W: Almost certainly not
The only thing I do to get my body ready for summer is make sure my AC is serviced.
I saved a ton money on a security system by hanging a picture of my paycheck on the front door.
Boy, there sure are a lot of lonely people on twitter, which is weird because we’re all so pleasant
people say Einstein dropped out of school and still was a genius but he didn’t drop out to drink fireball and start a band this is important
Stop making mini snacks, people. Never have I been like, “wow this is a delicious cupcake. If only it were 1/4 of the size.”
imagine marrying someone and then finding out they don’t want to name the dog after an italian cuisine and you have to take the children and Tiramisu and leave in the middle of the night
I love getting cute morning texts like “your order has shipped”.

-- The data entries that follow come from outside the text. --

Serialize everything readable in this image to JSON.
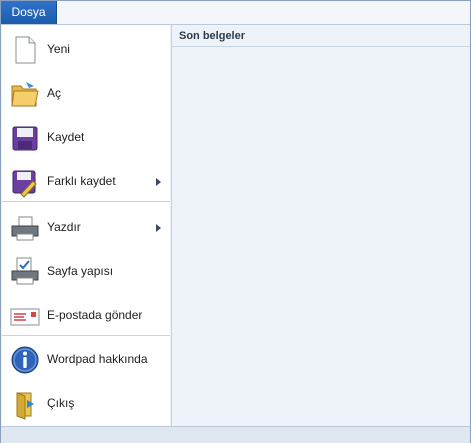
{
  "tab": {
    "label": "Dosya"
  },
  "menu": {
    "items": [
      {
        "label": "Yeni",
        "icon": "new-document-icon",
        "has_submenu": false
      },
      {
        "label": "Aç",
        "icon": "open-folder-icon",
        "has_submenu": false
      },
      {
        "label": "Kaydet",
        "icon": "save-floppy-icon",
        "has_submenu": false
      },
      {
        "label": "Farklı kaydet",
        "icon": "save-as-icon",
        "has_submenu": true
      },
      {
        "label": "Yazdır",
        "icon": "printer-icon",
        "has_submenu": true
      },
      {
        "label": "Sayfa yapısı",
        "icon": "page-setup-icon",
        "has_submenu": false
      },
      {
        "label": "E-postada gönder",
        "icon": "email-envelope-icon",
        "has_submenu": false
      },
      {
        "label": "Wordpad hakkında",
        "icon": "info-icon",
        "has_submenu": false
      },
      {
        "label": "Çıkış",
        "icon": "exit-icon",
        "has_submenu": false
      }
    ]
  },
  "recent": {
    "title": "Son belgeler"
  }
}
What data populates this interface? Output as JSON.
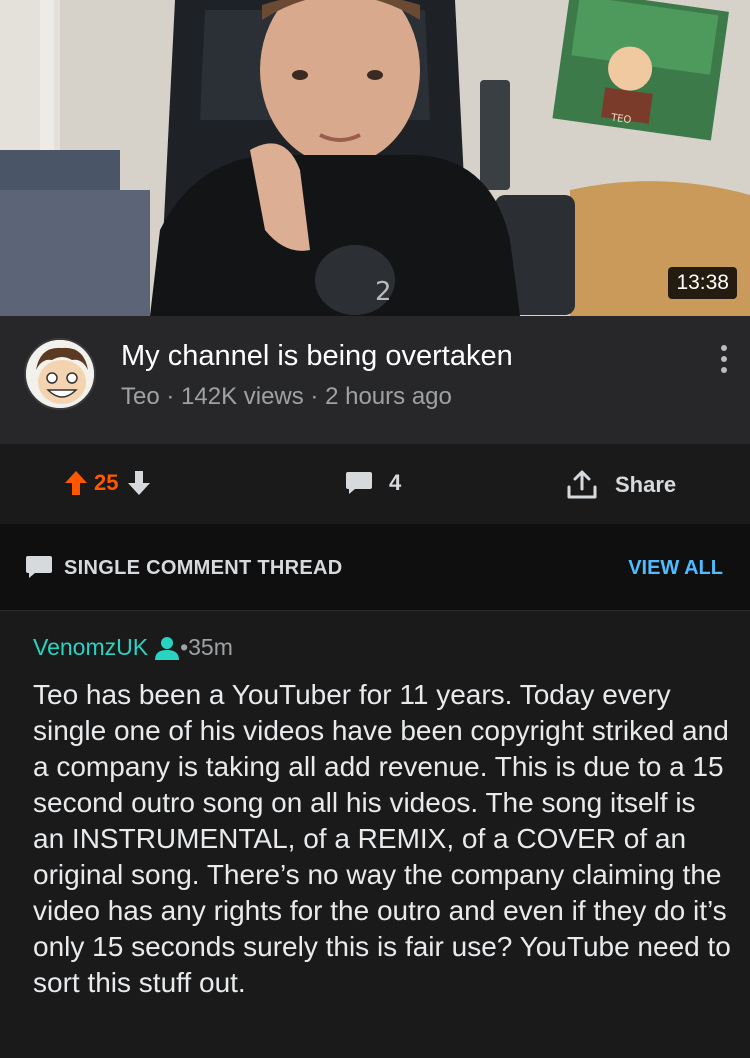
{
  "video": {
    "duration": "13:38",
    "poster_text": "TEO"
  },
  "post": {
    "title": "My channel is being overtaken",
    "author": "Teo",
    "views": "142K views",
    "age": "2 hours ago",
    "separator": " · "
  },
  "actions": {
    "score": "25",
    "comments": "4",
    "share_label": "Share"
  },
  "thread": {
    "label": "SINGLE COMMENT THREAD",
    "view_all": "VIEW ALL"
  },
  "comment": {
    "username": "VenomzUK",
    "separator": " • ",
    "time": "35m",
    "body": "Teo has been a YouTuber for 11 years. Today every single one of his videos have been copyright striked and a company is taking all add revenue. This is due to a 15 second outro song on all his videos. The song itself is an INSTRUMENTAL, of a REMIX, of a COVER of an original song. There’s no way the company claiming the video has any rights for the outro and even if they do it’s only 15 seconds surely this is fair use? YouTube need to sort this stuff out."
  },
  "colors": {
    "upvote": "#ff5700",
    "username": "#29d3c2",
    "link": "#4fbcff",
    "background": "#1a1a1b"
  },
  "icons": [
    "more-vertical-icon",
    "upvote-arrow-icon",
    "downvote-arrow-icon",
    "comment-bubble-icon",
    "share-icon",
    "thread-bubble-icon",
    "user-person-icon"
  ]
}
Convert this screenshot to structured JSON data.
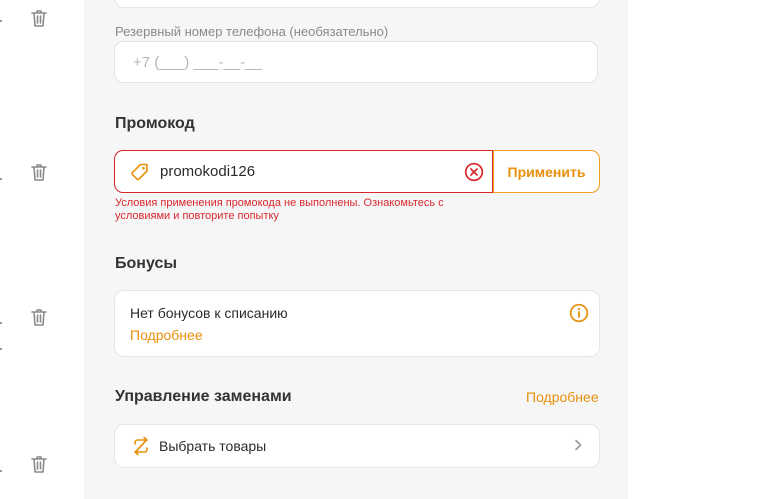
{
  "phone": {
    "label": "Резервный номер телефона (необязательно)",
    "placeholder": "+7 (___) ___-__-__"
  },
  "promo": {
    "title": "Промокод",
    "value": "promokodi126",
    "apply_label": "Применить",
    "error": "Условия применения промокода не выполнены. Ознакомьтесь с условиями и повторите попытку"
  },
  "bonuses": {
    "title": "Бонусы",
    "status": "Нет бонусов к списанию",
    "link": "Подробнее"
  },
  "replacements": {
    "title": "Управление заменами",
    "link": "Подробнее",
    "select_label": "Выбрать товары"
  },
  "colors": {
    "accent": "#e8900b",
    "error": "#d7282f",
    "panel_bg": "#f6f6f6"
  },
  "icons": [
    "trash-icon",
    "tag-icon",
    "clear-icon",
    "info-icon",
    "swap-icon",
    "chevron-right-icon"
  ]
}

Got a text from an unknown number that said “I’m on my way,” so I’m tweeting this from the closet.
Air conditioning so extreme, you could grow penguins in the living room.
At my funeral I want the picture of me next to the coffin to have eyeholes cut out with someone behind it glaring at people coming in.
The cat hair really brings out the notes of fruit and cedar doesn’t it
– Me, if you’re drinking wine at my house
Let us remember him by his own last words: “Homemade jetpack, don’t fail me now.”
I don’t get vegetables on my pizza because I don’t like mixing business with pleasure
It’ll be a cold day in hell. Cloudy in purgatory, with a slight chance of rain. And clear skies up in heaven. Now over to Jim with sports.
My wife and I tried for a long time to have kids. Nearly 12 minutes one night.
Welcome to your 40s. Time moves much faster now. Welcome to your 50s
Any sink has a garbage disposal if you push hard enough.
[My first day as a garbageman]
Text from wife: You forgot to take out the trash.
Me: Goddammit
I broke up with my high school girlfriend because I’m a nerd and she was a cheerleader, we were just wrong for each other. Also I never asked her out or even spoke to her, poor girl didn’t even know I existed.
Thinking about the time my toddler was looking at his pruny fingers after a bath and said ‘mommy they look like your forehead.’